Type	When to Use	Key Difference from OLS	Common Tools
Logistic Regression	Binary outcome (churn: yes/no; conversion: yes/no)	Models log-odds of the outcome; outputs a probability between 0 and 1	sklearn LogisticRegression, statsmodels Logit
Ridge Regression (L2)	Many correlated predictors; prevents over-fitting	Adds a penalty term λ·Σβ² to shrink coefficients without eliminating them	sklearn Ridge
Lasso Regression (L1)	Feature selection needed; sparse models preferred	Penalty λ·Σ\|β\| can shrink some coefficients exactly to zero, selecting features	sklearn Lasso
Polynomial Regression	Non-linear relationship between X and Y	Adds X², X³ terms; still linear in coefficients, so OLS can fit it	sklearn PolynomialFeatures + LinearRegression
Poisson Regression	Count outcomes (number of events, page views, tickets)	Models the log of the expected count; assumes variance equals mean	statsmodels GLM with Poisson family

Regression in Python: A Practical Workflow

Step	Code Pattern	Purpose
1. Explore relationships	df[['X1','X2','Y']].corr() and seaborn pairplot	Identify candidate predictors and check linearity visually
2. Split data	train_test_split(X, y, test_size=0.2, random_state=42)	Reserve a hold-out set to evaluate model performance on unseen data
3. Fit model	model = LinearRegression().fit(X_train, y_train)	Estimate β coefficients via OLS (minimises sum of squared residuals)
4. Evaluate	r2_score(y_test, model.predict(X_test)) and mean_squared_error(..., squared=False)	Quantify fit on hold-out data; compare to baseline
5. Check residuals	residuals = y_test - predictions; plt.scatter(predictions, residuals)	Validate homoscedasticity and detect non-linearity or outliers
6. Interpret coefficients	pd.Series(model.coef_, index=X.columns).sort_values()	Identify the magnitude and direction of each predictor's effect
7. Statistical inference (optional)	import statsmodels.api as sm; sm.OLS(y, sm.add_constant(X)).fit().summary()	Get p-values, confidence intervals, and F-statistic for formal hypothesis testing

Common Mistakes Analysts Make with Regression

Mistake	Why It's Problematic	How to Avoid It
Confusing correlation with causation	A significant β does not mean X causes Y; confounders may drive both	Use domain knowledge; consider randomised experiments or causal inference methods
Over-fitting to training data	Model captures noise rather than signal; performs poorly on new data	Always evaluate on a held-out test set; use cross-validation; regularise with Ridge/Lasso
Ignoring multicollinearity	Coefficients become unstable; signs can flip depending on which variables are included	Compute VIF; remove or combine correlated predictors; use PCA or Ridge regression
Extrapolating beyond the data range	The linear relationship may not hold outside the observed range of X	Limit predictions to the range of training data; communicate uncertainty at extremes
Not scaling features before regularisation	Ridge and Lasso penalise coefficients equally, so predictors on large scales are unfairly penalised	Standardise features with StandardScaler before fitting Ridge or Lasso models

Summary

Regression analysis is the workhorse of quantitative data analysis.

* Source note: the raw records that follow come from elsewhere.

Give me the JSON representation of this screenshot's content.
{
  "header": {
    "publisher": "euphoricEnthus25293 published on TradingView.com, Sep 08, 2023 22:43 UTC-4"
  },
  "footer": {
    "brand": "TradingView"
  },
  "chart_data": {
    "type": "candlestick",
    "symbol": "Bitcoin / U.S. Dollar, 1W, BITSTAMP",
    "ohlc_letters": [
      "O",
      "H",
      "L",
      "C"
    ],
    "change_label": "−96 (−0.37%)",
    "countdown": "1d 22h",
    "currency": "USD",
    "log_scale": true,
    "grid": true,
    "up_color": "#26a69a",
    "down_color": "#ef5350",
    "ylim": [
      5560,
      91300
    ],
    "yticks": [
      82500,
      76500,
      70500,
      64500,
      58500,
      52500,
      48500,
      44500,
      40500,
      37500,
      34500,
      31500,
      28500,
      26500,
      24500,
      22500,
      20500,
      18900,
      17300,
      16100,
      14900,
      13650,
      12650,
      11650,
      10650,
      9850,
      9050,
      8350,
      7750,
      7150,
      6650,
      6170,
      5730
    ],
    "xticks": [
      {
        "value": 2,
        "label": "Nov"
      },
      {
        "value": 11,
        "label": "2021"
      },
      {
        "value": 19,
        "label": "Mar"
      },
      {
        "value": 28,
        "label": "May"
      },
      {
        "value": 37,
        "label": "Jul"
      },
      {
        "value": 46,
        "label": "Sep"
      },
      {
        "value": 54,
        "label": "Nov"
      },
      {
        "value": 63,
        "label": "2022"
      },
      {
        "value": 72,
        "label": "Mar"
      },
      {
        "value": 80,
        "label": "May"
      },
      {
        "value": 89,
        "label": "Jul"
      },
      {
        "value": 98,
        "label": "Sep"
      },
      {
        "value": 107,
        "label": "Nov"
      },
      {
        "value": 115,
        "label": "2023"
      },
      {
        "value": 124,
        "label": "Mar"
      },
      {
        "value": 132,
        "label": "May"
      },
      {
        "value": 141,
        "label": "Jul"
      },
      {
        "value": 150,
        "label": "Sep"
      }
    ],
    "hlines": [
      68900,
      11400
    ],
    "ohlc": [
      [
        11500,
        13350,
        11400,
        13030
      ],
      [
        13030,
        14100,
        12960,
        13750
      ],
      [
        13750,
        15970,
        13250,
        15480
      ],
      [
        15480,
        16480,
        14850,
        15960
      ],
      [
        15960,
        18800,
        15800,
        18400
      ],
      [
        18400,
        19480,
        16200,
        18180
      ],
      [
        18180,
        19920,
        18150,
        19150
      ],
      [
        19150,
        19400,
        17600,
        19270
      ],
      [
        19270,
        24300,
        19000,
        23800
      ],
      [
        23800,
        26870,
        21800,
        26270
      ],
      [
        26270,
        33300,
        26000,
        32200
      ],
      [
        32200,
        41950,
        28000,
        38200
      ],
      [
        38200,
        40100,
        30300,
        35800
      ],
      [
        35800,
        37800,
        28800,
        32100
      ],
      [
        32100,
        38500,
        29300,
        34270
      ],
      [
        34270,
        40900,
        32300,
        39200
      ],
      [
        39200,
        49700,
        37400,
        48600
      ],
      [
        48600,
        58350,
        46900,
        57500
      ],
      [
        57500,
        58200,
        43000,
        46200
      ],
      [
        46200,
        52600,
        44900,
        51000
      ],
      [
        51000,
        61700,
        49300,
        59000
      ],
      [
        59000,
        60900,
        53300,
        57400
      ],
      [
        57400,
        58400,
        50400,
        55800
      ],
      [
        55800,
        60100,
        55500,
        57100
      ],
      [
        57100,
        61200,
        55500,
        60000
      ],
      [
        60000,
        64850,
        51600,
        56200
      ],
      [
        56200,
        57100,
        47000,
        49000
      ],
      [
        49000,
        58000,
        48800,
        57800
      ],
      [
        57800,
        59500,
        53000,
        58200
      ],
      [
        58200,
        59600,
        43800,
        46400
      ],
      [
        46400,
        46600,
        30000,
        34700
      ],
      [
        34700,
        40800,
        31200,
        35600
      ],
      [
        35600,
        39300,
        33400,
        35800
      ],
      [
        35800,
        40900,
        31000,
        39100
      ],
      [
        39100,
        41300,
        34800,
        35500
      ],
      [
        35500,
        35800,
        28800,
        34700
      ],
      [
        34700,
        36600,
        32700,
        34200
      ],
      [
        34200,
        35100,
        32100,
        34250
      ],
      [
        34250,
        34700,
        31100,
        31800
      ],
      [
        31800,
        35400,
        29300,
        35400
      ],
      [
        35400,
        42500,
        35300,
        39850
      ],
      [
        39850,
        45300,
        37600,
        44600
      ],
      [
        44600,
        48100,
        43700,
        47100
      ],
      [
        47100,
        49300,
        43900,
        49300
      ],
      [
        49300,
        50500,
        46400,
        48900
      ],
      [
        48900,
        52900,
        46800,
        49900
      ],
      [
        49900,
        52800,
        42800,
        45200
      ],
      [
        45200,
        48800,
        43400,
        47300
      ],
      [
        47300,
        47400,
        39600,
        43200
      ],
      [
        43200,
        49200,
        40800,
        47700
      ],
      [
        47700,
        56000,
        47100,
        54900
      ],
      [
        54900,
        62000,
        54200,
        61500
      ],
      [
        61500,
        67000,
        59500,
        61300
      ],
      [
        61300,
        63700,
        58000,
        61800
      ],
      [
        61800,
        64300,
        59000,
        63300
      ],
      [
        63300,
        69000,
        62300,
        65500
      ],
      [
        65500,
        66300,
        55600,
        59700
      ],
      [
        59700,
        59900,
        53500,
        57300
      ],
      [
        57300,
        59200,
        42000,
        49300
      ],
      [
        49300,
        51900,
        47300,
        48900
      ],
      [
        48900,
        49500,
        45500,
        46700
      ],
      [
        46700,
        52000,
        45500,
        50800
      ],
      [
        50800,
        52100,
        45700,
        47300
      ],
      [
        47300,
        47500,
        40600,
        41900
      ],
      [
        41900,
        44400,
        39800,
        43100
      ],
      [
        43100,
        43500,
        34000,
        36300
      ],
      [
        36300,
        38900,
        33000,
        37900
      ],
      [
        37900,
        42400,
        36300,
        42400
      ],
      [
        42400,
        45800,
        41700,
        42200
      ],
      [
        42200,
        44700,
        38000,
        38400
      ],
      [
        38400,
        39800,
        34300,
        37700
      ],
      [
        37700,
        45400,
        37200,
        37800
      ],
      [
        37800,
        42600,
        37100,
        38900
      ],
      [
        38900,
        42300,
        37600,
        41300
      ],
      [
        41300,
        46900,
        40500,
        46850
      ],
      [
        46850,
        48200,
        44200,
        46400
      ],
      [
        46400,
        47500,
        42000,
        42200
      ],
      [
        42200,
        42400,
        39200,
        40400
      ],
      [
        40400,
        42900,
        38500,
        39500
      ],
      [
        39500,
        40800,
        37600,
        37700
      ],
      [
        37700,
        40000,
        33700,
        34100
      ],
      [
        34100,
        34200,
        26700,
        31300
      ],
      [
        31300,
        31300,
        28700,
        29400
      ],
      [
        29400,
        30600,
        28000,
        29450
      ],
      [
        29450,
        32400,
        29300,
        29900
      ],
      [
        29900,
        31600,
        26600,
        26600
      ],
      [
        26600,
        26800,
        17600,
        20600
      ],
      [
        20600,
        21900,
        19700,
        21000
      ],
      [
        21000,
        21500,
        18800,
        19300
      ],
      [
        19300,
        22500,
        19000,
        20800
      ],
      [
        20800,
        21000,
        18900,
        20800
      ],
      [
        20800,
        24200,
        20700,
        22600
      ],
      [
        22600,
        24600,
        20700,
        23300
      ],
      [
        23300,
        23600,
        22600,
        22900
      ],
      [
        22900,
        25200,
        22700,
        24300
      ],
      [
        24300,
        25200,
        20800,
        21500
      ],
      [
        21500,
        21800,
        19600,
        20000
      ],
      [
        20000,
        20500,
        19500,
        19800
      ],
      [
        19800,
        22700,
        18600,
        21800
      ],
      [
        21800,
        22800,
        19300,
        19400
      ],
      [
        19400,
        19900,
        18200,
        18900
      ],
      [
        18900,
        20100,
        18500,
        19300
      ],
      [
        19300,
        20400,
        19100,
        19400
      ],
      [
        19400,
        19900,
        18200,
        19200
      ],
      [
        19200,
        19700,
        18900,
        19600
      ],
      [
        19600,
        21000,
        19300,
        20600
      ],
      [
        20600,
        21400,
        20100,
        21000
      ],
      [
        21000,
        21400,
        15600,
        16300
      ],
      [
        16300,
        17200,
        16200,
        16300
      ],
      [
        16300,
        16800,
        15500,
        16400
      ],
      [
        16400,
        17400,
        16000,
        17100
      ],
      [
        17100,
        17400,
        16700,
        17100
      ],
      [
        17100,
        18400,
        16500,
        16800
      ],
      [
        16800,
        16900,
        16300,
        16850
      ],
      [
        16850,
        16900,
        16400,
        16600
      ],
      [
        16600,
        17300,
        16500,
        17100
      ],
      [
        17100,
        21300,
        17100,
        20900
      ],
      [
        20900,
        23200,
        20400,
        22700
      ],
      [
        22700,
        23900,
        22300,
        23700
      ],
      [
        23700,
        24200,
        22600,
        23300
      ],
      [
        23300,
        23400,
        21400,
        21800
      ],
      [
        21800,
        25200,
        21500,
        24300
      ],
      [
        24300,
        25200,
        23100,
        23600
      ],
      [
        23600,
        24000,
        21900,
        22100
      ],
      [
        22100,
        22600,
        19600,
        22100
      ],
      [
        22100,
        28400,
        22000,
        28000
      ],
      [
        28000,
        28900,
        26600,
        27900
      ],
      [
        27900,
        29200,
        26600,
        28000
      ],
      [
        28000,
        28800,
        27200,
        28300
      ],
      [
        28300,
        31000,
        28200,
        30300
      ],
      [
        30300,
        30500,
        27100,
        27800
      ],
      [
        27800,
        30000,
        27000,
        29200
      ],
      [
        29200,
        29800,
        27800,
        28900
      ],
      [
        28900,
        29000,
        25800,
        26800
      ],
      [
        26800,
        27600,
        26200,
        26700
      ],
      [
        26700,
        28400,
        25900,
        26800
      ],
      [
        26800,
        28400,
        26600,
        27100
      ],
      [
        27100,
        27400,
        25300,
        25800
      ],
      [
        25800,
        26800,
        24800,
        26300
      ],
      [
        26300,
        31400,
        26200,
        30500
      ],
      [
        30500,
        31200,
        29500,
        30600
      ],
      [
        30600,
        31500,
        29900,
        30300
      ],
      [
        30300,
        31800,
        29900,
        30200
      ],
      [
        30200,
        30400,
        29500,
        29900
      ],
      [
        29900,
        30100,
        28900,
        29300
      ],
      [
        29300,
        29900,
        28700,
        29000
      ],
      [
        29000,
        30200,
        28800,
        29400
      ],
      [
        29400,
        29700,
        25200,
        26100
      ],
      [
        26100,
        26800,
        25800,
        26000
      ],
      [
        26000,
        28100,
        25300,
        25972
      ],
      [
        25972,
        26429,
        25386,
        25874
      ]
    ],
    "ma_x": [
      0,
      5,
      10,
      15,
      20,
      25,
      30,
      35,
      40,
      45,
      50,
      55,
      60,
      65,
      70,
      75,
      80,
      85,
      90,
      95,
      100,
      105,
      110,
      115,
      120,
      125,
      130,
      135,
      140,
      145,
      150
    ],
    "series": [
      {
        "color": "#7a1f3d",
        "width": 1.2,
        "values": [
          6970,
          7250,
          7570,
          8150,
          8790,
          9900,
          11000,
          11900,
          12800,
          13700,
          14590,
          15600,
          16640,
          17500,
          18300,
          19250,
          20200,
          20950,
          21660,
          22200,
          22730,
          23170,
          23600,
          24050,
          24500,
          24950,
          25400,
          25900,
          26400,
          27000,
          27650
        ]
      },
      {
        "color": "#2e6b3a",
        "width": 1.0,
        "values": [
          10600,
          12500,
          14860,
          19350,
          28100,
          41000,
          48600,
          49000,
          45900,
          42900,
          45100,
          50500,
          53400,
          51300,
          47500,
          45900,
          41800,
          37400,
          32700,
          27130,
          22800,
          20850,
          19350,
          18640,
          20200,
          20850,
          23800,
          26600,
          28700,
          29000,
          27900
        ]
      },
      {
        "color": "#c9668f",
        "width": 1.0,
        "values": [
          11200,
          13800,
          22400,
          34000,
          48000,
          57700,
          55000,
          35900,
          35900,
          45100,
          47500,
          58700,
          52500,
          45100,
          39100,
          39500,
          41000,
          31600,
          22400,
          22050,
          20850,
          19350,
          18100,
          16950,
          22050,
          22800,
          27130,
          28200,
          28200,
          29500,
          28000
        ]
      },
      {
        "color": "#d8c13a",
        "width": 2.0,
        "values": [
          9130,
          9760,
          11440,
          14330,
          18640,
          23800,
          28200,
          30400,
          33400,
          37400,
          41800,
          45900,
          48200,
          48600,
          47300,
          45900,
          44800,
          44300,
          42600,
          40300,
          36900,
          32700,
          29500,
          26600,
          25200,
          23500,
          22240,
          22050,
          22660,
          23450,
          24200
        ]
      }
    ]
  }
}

It allows analysts to move from observation to explanation and prediction with a mathematically rigorous, interpretable framework. Mastering ordinary least squares is the entry point, but understanding when to apply logistic, ridge, or lasso variants — and how to diagnose model assumptions — separates analysts who produce trustworthy insights from those who produce misleading ones. Always validate on held-out data, check your residuals, and be cautious about inferring causality from observational regression results.